As is the case with almost everything we buy (other than baseball cards and fine wine), it depreciates over time. A building is no different, as the property ages its value depreciates. For an owner of an income earning property this depreciation is considered an expense, and may be deducted from otherwise taxable income. The typical standard depreciation on a building’s structure is twenty seven and a half years (See, 26 USC 168(c) and (e)) To spell it out, if someone buys a building valued at a million dollars, the building would “depreciate” roughly $36,363 each year, and after year one, the building will be worth $963, 637.
Market prices however, usually do not reflect this depreciation. Other factors such as market rent and location carry more weight in setting the price. As such, the property that we value at $963,637 after year one, can still usually be sold at the same $1m. To account for this discrepancy the Tax Code requires property owners pay for the depreciation when they sell the property (See, http://www.homebuyerscentre.nationalbank.co.nz).
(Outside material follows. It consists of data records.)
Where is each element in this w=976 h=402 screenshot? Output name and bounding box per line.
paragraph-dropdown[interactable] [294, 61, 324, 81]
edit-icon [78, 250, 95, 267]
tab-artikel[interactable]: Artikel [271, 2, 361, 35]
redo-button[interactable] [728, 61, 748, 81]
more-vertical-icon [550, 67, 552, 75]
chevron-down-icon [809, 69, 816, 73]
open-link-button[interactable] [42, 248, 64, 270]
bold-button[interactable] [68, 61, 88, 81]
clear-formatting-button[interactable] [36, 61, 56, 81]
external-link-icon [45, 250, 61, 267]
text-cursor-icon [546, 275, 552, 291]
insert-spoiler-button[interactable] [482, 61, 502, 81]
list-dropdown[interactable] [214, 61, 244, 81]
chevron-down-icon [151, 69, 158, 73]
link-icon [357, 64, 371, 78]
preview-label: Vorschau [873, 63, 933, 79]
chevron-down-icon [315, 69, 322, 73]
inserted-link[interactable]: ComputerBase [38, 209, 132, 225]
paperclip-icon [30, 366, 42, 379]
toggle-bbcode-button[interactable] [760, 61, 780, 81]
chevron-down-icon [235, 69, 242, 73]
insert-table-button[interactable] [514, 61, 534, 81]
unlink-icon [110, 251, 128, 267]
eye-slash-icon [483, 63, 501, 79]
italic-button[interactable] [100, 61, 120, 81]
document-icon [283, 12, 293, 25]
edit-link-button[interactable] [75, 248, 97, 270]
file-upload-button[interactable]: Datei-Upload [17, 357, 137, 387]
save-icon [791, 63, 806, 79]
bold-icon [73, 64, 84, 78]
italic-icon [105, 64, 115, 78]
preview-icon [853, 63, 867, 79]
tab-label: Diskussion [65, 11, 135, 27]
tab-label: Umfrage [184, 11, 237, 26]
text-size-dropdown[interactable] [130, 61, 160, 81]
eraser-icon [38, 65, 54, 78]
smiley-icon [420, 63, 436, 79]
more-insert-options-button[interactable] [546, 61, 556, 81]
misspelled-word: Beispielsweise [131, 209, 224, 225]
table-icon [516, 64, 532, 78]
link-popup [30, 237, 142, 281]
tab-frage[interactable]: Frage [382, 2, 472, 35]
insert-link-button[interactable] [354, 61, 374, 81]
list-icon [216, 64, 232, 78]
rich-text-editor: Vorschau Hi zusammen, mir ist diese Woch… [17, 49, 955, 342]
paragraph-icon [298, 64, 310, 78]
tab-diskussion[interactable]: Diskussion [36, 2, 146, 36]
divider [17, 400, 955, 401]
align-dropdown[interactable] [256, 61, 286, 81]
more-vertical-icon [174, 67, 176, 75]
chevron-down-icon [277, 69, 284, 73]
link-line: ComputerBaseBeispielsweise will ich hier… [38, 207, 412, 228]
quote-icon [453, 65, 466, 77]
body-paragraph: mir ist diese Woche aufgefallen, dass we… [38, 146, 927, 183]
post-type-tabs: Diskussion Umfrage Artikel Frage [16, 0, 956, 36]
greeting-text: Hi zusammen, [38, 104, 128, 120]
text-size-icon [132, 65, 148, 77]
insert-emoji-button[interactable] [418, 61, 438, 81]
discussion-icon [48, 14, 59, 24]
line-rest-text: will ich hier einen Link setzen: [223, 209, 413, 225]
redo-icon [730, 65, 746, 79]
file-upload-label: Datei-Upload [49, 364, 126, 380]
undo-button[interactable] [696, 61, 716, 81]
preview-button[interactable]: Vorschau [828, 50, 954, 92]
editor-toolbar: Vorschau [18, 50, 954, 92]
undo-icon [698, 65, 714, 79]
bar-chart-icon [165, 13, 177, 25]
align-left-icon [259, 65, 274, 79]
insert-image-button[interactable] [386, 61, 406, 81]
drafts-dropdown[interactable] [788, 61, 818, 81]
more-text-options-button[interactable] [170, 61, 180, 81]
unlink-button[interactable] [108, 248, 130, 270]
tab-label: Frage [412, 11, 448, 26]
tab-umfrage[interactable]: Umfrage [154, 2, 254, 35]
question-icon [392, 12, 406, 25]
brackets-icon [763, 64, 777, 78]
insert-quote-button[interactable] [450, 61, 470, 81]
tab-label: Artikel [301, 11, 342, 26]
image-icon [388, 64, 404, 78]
Therefore, in our example, when the property is resold for $1m, the IRS will require the seller pay the taxes on the $36,363 in income that he had claimed as a loss the previous year.
The Code’s solution however, can cause the property to become unsellable after an owner has owned the property for a long time. For example, after twenty seven years the building will have completely depreciated, in other words we’ll consider it worthless. If the owner then sells the property for the market price of $1m, he would need to pay taxes on the entire $1m. Since these taxes only need to be paid if the owner sells the property, it is unlikely he would be offered a price that would be worth it to sell at. In fact many properties today are underutilized due to this issue (think abandoned factories).
To deal with this issue, I would suggest that the depreciation rate be set at a far slower rate. By slowing the depreciation rate, a property will need to have been held by an owner for far longer until it will be unsellable. The upshot of this proposal would likely result in more available properties at affordable prices, and would decrease the risk that properties will wind up underutilized.